Bild: Amanda Wilber / LOFAR Surveys Team [Großansicht] |
LOFAR (Low Frequency Array) ist ein riesiges europäisches Netzwerk von
Radioteleskopen, die über ein Hochgeschwindigkeits-Glasfasernetz miteinander
verbunden sind und deren empfangene Signale zu einem einzigen Signal kombiniert
werden. Leistungsstarke Supercomputer verwandeln 100.000 Einzelantennen in eine
virtuelle Empfangsschüssel mit einem Durchmesser von 1900 Kilometern. LOFAR
arbeitet in den bisher weitgehend unerforschten Frequenzbereichen zwischen etwa
10 bis 80 Megahertz (MHz) und 110 bis 240 MHz. Es wird von der
Forschungseinrichtung ASTRON in den Niederlanden gesteuert und gilt als das
weltweit führende Teleskop seiner Art.
"Diese Himmelskarte ermöglicht eine unglaubliche Zahl von wissenschaftlichen
Entdeckungen von bleibendem Wert. Der hohe Aufwand und die eingegangenen Risiken
bei der Entwicklung von LOFAR werden durch diese Ergebnisse reichlich belohnt",
sagt Dr. Carole Jackson, Generaldirektorin von ASTRON. In Deutschland befinden
sich sechs Messstationen, die von verschiedenen wissenschaftlichen Einrichtungen
betrieben werden.
Zu den wichtigsten Ergebnisse zählt unter anderem eine neue Himmelskarte.

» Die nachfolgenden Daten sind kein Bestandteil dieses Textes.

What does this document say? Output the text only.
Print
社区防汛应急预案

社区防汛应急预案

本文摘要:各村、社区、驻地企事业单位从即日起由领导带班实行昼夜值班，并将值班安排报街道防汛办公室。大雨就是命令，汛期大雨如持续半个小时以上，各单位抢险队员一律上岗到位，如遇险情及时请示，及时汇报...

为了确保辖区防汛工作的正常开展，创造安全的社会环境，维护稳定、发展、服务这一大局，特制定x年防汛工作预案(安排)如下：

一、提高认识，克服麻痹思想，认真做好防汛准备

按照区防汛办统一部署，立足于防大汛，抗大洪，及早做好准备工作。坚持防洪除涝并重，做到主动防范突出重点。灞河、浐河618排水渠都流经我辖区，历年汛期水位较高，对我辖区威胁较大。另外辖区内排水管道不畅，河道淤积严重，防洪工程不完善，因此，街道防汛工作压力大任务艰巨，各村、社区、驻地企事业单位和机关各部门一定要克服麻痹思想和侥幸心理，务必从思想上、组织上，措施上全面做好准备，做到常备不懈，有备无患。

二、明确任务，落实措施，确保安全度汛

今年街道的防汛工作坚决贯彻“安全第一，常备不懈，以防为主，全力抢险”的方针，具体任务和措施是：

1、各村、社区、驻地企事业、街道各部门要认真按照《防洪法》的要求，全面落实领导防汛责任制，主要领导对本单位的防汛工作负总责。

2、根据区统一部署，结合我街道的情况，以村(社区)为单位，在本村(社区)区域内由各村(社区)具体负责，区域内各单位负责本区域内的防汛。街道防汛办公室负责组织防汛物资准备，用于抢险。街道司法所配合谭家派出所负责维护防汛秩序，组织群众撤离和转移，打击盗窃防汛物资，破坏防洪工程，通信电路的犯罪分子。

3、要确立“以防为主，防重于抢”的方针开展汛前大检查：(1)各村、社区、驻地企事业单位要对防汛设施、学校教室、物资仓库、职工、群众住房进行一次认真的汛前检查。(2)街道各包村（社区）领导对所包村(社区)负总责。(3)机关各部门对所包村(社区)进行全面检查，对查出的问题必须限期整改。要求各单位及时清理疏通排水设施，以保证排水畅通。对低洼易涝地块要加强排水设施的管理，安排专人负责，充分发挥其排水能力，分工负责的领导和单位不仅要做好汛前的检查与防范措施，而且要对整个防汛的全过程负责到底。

Viele der dort abgebildeten Galaxien waren bisher unbekannt, da sie extrem weit
entfernt sind und ihre Radiosignale Milliarden von Lichtjahren zurücklegen
müssen, um die Erde zu erreichen. Zudem ermöglichen Radiowellen kosmische
Phänomene zu erforschen, die im für Menschen sichtbaren Wellenlängenbereich
nicht beobachtet werden können.
Wenn Wissenschaftlerinnen und Wissenschaftler mit einem Radioteleskop den
Himmel beobachten, ist hauptsächlich Strahlung aus der Umgebung von Schwarzen
Löchern zu sehen, die Millionen Mal schwerer sind als die Sonne. "Mit LOFAR
wollen wir herausfinden, welchen Einfluss die Schwarzen Löcher auf die Galaxien
haben, in denen sie sitzen", sagt Prof. Dr. Marcus Brüggen, Astrophysiker an der
Universität Hamburg. Prof. Dr. Huub Röttgering von der Universität Leiden und
wissenschaftlicher Leiter der Himmelsdurchmusterung ergänzt: "Und wir wollen
herausfinden, woher diese Schwarzen Löcher kommen."

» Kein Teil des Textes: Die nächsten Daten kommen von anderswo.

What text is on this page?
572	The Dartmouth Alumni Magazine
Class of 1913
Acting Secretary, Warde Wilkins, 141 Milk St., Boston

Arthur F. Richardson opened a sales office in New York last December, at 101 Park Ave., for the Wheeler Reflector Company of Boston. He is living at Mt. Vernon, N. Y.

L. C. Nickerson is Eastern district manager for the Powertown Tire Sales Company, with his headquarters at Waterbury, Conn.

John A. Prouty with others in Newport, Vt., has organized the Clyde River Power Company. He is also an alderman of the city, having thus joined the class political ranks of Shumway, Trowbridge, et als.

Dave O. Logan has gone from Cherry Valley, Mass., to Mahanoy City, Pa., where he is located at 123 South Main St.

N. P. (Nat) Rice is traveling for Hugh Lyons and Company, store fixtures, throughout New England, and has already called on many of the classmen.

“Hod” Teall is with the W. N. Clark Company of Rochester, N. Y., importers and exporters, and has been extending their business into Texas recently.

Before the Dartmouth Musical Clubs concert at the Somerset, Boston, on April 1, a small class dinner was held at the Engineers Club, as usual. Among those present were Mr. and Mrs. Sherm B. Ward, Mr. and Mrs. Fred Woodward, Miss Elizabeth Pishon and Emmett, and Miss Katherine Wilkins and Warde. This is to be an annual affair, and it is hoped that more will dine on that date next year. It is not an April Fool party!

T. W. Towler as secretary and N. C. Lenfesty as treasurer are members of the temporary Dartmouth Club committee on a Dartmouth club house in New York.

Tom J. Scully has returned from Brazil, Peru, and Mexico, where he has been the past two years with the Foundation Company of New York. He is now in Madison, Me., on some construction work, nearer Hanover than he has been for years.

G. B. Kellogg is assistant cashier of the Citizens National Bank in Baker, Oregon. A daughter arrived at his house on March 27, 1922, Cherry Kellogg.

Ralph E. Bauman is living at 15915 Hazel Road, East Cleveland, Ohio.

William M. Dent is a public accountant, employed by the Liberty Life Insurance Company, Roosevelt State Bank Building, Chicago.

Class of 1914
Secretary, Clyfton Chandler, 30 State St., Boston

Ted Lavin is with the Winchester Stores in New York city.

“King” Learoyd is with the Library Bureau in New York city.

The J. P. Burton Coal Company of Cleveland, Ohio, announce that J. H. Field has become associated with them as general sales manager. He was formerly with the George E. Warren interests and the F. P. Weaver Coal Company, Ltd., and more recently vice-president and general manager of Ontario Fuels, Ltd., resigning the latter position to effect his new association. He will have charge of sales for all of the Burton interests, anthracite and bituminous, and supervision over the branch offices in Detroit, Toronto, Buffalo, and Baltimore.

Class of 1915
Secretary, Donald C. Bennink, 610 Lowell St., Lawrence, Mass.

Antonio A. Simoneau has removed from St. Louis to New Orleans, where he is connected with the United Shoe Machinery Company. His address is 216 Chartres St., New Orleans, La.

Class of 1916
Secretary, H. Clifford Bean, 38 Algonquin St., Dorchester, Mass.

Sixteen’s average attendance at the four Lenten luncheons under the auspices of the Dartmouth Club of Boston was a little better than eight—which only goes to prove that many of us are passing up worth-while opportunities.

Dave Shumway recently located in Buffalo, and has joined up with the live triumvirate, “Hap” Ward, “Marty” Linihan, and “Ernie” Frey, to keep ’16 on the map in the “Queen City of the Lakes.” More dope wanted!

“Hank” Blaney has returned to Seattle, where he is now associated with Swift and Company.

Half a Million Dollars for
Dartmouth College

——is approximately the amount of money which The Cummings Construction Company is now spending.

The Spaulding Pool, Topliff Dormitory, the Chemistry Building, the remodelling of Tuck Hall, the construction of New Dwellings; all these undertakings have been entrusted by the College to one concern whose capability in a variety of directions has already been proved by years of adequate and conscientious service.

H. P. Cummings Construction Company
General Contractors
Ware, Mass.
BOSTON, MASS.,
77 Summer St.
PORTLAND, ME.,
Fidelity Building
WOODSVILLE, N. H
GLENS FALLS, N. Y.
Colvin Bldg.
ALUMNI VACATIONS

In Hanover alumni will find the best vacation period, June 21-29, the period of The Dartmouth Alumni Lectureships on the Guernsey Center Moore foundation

Wenn Gas auf Schwarze Löcher fällt, stoßen sie Materialstrahlen ‒ sogenannte
Jets ‒ aus, die bei Radiowellenlängen sichtbar sind. Aufgrund der
bemerkenswerten Empfindlichkeit von LOFAR konnten die wissenschaftlichen Teams
jetzt zeigen, dass diese Jets in jeder riesigen Galaxie vorhanden sind und dass
Schwarze Löcher ständig wachsen.
Mit der Radiostrahlung, die LOFAR empfängt, können zudem kosmische
Magnetfelder gemessen werden. So haben die Forscherinnen und Forscher aus
Deutschland die Magnetfelder in den Halos (Hüllen) von Galaxien vermessen. Sie
konnten zeigen, dass sich auch zwischen Galaxien enorme magnetische Strukturen
befinden. Damit konnten theoretische Vermutungen bestätigt werden. "LOFAR
liefert Hinweise, dass der gesamte Raum zwischen den Galaxien magnetisch sein
könnte", so Dr. Rainer Beck vom MPIfR Bonn.

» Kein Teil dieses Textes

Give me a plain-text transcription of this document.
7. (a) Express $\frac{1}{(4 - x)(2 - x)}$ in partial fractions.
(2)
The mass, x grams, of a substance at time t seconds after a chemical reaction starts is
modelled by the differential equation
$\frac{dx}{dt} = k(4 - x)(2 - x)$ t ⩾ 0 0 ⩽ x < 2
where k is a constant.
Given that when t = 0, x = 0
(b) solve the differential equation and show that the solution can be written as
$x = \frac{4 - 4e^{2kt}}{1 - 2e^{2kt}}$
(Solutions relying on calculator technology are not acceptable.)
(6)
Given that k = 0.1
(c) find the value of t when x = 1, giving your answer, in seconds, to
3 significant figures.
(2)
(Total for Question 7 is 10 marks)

Durch die Verschmelzung zweier Galaxienhaufen werden Radioemissionen ‒
sogenannte Radiohalos ‒ mit einer Größe von Millionen von Lichtjahren erzeugt,
wie Dr. Amanda Wilber von der Sternwarte der Universität Hamburg erläutert:
"Radiohalos werden von extrem schnellen Elementarteilchen hervorgerufen. Mit
LOFAR können wir erforschen, welche kosmischen Beschleuniger diese Teilchen
erzeugen und was diese antreibt." Dr. Matthias Hoeft von der Thüringer
Landessternwarte Tautenburg fügt hinzu: "Wenn Galaxienhaufen verschmelzen,
entstehen riesige Stoßwellen. Mit LOFAR können wir deren Radioemission aufspüren
und lernen dadurch viel über das Gas am Rand der gigantischen Galaxienhaufen."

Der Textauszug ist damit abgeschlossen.